Analysis of results of second weighing
There would again be three results,
- First: the two pans are equally balanced. Conclusion—defective ball is one of the two UP balls kept aside in the second weighing and it is lighter.
- Second: The right pan, that went down before, goes down again. Conclusion-the three balls on the left pan cannot contain the culprit as 2 of them are good balls and the third was in the DOWN group in first weighing. The UP ball exchanged and now in right pan cannot also be the culprit as it was in the UP pan in the first weighing. So, you are certain that two DOWN balls in right pan must contain the heavier fake ball.
- Third: The left pan goes down, that is, the earlier result is reversed. Conclusion is clear and simple, either the lone DOWN ball in the left pan is the heavier fake ball or the lone UP ball in the right pan is the lighter fake ball.

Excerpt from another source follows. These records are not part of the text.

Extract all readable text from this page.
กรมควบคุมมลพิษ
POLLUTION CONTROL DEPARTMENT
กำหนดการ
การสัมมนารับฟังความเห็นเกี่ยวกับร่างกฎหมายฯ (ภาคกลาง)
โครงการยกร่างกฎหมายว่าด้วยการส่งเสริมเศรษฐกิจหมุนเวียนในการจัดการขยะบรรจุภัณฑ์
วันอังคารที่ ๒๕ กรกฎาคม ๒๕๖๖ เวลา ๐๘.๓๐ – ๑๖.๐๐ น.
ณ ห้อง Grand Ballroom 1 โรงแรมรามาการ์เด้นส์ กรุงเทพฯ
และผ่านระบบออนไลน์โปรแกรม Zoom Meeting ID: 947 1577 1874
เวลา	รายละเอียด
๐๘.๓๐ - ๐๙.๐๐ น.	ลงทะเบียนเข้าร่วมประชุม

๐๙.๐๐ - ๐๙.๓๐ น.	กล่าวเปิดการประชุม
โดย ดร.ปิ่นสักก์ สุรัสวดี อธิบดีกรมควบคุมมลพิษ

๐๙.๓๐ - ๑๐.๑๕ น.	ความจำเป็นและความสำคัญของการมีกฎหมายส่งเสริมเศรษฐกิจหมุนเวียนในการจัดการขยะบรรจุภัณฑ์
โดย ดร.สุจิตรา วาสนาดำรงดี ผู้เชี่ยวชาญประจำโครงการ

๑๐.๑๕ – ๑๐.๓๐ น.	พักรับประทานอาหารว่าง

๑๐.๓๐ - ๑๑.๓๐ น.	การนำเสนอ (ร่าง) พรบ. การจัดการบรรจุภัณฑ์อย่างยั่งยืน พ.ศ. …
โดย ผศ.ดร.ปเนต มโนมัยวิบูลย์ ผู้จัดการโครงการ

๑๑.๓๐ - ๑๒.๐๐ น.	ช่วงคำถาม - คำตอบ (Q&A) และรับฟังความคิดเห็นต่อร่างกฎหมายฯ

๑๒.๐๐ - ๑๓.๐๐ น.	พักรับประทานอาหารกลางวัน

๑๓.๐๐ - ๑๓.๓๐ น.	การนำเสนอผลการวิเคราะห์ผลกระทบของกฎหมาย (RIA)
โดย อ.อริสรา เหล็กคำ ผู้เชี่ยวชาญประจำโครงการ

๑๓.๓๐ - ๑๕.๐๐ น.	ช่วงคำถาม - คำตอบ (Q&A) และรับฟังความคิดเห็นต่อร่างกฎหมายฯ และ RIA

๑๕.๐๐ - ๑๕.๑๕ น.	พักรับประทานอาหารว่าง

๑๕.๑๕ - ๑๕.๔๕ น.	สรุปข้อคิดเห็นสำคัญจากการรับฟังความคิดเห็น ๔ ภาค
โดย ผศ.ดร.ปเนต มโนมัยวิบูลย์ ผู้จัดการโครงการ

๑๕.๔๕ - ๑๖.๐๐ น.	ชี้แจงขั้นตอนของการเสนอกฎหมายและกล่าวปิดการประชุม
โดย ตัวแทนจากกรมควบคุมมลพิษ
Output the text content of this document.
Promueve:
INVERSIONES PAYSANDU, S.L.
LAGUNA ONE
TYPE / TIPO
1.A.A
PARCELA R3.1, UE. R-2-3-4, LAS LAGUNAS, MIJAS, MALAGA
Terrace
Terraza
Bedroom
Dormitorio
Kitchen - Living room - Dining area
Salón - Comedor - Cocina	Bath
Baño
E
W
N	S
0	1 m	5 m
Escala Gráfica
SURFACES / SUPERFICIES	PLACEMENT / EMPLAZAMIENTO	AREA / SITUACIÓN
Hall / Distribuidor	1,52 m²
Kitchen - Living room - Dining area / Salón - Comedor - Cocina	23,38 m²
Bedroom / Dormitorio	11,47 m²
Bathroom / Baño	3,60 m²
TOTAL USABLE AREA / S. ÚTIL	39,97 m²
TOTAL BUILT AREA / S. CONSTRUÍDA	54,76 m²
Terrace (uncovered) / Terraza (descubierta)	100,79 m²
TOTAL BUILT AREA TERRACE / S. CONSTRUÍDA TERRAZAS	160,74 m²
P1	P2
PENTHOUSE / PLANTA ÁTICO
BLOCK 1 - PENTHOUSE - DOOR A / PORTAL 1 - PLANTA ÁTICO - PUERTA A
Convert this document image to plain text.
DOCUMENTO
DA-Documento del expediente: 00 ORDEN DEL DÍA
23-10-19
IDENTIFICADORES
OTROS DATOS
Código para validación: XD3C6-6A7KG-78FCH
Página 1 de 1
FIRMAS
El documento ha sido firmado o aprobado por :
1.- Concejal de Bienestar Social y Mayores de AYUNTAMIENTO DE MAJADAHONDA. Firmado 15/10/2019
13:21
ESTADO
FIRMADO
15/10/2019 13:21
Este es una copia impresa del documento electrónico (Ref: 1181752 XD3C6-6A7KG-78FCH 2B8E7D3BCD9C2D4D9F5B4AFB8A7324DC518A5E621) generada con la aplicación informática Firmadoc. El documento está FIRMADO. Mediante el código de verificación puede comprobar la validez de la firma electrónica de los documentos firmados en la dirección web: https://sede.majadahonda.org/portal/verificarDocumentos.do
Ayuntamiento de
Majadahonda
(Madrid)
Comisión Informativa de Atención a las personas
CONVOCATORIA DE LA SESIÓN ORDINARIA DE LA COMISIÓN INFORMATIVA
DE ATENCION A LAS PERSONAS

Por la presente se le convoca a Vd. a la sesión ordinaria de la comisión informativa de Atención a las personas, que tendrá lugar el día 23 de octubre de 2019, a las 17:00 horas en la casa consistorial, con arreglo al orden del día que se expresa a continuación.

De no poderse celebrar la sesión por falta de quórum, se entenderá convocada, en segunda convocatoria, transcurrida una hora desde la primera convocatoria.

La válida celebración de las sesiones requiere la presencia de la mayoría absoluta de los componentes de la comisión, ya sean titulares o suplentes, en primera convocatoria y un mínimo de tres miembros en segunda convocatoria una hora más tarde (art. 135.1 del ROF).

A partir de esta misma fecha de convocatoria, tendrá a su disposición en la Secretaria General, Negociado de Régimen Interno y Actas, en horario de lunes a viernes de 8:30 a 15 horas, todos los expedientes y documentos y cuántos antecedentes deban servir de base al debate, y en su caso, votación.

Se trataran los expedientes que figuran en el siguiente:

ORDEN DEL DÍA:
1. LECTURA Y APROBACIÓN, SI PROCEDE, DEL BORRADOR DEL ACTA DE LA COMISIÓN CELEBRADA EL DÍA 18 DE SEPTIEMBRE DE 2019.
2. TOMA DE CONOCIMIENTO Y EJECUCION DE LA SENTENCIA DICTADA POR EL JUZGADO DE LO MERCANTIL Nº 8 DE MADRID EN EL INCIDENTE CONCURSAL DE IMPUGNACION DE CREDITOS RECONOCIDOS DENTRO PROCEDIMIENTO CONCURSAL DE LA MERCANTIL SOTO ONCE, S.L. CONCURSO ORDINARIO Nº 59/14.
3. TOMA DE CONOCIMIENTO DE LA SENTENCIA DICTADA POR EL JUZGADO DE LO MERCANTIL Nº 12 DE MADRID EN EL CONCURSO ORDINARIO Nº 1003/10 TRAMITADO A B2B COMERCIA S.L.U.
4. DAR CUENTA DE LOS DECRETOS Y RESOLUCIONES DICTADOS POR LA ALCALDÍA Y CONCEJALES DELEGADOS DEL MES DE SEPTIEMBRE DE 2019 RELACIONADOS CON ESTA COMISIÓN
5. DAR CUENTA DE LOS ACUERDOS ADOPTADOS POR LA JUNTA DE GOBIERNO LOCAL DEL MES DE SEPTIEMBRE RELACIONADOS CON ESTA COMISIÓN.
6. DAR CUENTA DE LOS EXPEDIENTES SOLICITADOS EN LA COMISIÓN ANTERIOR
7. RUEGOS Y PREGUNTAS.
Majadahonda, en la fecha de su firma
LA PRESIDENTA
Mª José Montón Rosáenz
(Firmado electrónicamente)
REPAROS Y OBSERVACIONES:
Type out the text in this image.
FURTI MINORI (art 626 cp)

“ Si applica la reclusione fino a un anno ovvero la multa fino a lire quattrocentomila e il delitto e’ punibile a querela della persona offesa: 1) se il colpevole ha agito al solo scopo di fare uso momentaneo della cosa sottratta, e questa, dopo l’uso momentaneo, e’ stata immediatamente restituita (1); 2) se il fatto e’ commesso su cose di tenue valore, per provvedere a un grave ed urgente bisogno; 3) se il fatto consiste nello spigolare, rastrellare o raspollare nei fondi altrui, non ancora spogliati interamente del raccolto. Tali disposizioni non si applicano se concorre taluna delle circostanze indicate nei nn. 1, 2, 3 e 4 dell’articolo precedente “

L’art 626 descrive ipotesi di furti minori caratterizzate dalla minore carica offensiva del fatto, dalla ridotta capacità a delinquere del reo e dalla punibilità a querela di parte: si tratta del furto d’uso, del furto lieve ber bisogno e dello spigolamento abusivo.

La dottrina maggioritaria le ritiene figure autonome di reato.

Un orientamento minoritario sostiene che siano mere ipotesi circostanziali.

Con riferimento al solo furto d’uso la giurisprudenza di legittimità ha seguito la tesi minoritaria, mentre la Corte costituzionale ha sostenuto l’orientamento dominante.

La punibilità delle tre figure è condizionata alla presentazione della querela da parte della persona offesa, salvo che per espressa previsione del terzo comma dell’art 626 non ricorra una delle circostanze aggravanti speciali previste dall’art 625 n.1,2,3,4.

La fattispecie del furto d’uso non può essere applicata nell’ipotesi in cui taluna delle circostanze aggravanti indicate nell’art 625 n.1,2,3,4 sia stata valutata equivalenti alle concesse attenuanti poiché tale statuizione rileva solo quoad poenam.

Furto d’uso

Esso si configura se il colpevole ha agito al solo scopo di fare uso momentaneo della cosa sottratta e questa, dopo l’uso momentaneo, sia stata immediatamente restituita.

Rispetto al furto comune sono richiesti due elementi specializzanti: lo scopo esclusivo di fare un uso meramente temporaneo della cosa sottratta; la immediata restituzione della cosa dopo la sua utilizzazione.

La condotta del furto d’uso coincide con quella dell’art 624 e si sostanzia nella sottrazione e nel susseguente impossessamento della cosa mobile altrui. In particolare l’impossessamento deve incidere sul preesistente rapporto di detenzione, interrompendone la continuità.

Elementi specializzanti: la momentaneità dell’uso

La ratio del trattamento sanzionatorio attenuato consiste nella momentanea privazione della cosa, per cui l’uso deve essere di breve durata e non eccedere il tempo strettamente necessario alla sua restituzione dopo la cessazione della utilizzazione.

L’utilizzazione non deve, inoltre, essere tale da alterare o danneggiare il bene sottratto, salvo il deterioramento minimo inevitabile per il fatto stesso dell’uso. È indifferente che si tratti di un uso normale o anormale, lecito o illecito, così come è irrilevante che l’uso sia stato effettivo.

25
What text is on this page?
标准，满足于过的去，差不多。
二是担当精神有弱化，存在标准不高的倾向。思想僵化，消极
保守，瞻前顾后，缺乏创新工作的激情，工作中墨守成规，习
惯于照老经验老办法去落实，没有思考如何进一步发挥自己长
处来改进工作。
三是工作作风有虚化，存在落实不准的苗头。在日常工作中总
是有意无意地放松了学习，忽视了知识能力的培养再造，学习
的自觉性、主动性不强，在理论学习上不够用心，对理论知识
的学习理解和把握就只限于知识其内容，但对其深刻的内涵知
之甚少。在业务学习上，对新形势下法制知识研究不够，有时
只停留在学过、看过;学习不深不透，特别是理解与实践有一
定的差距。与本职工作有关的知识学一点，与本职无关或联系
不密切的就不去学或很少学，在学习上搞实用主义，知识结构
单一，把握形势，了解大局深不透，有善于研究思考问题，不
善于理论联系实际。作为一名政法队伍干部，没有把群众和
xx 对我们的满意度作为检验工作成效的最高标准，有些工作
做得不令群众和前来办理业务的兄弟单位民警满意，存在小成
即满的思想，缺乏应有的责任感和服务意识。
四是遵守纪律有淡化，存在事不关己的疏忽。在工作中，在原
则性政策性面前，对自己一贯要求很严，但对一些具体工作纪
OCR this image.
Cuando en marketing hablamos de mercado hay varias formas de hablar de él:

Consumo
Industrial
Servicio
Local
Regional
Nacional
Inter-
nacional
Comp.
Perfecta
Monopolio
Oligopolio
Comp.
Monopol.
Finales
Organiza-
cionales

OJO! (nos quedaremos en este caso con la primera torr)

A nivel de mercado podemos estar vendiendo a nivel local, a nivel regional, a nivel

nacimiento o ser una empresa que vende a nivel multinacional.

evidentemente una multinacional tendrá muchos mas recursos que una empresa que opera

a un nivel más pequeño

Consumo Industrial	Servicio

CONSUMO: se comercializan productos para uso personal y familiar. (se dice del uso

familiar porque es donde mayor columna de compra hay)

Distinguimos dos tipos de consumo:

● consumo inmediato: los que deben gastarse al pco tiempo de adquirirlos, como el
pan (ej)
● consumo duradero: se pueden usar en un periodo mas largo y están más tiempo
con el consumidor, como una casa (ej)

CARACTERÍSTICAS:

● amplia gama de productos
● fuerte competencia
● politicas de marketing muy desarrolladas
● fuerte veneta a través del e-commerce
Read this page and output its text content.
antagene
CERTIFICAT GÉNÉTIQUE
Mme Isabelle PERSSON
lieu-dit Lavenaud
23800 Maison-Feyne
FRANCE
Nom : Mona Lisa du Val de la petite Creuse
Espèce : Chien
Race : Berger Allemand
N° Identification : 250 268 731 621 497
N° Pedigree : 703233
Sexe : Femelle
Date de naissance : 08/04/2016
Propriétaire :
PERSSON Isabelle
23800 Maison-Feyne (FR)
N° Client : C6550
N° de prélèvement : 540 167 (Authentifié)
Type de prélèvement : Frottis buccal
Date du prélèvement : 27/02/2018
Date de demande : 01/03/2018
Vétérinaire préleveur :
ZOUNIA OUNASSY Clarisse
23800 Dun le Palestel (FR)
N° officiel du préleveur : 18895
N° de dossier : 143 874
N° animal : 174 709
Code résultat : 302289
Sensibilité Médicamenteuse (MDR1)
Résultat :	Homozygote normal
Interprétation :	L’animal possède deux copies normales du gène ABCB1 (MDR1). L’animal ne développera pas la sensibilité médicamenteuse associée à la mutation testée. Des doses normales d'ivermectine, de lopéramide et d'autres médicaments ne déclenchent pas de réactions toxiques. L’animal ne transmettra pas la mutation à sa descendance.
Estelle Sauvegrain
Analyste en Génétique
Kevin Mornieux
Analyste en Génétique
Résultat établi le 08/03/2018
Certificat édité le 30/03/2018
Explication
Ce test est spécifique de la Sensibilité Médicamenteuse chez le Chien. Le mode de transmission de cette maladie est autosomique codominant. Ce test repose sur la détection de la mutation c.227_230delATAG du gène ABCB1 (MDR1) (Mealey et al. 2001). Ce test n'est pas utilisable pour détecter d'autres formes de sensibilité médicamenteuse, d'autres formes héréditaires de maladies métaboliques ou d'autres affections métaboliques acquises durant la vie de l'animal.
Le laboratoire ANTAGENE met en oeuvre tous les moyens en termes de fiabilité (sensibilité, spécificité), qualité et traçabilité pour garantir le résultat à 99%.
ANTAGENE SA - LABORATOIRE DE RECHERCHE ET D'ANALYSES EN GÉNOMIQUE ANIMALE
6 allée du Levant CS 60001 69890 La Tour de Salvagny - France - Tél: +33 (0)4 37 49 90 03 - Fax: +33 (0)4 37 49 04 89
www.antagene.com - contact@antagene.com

Analytical action for 3rd weighing
For the first two cases when you have either two lighter balls or two heavier balls, action is exactly similar and it is simple.
Just weigh one of the two against the other. If the test is on lighter 2, the ball going up would be the fake lighter ball.
And if the test is on 2 heavier balls, the ball going down would be the heavier fake ball.
In the third case when among two suspects 1 is UP ball and the other DOWN ball, you cannot weigh 1 against the other.
Think over why. This is a small exercise for you, if you so wish.
Instead, you would weigh, say the lone UP ball with a good ball keeping aside the other suspect heavier ball. In case of equal balancing, the left out ball is the heavier fake ball. In case of good ball going down, the suspected lighter UP ball must be the fake lighter ball.
And the pan with UP ball cannot go down, isn't it? There can only be two possible results in this weighing.
Parting Question: Can you solve the puzzle in any different way?
If you seriously explore to find the answer, you may discover new ways to solve this not so easy puzzle, and also you would understand why we took a composite action and exchanged and replaced balls at one go.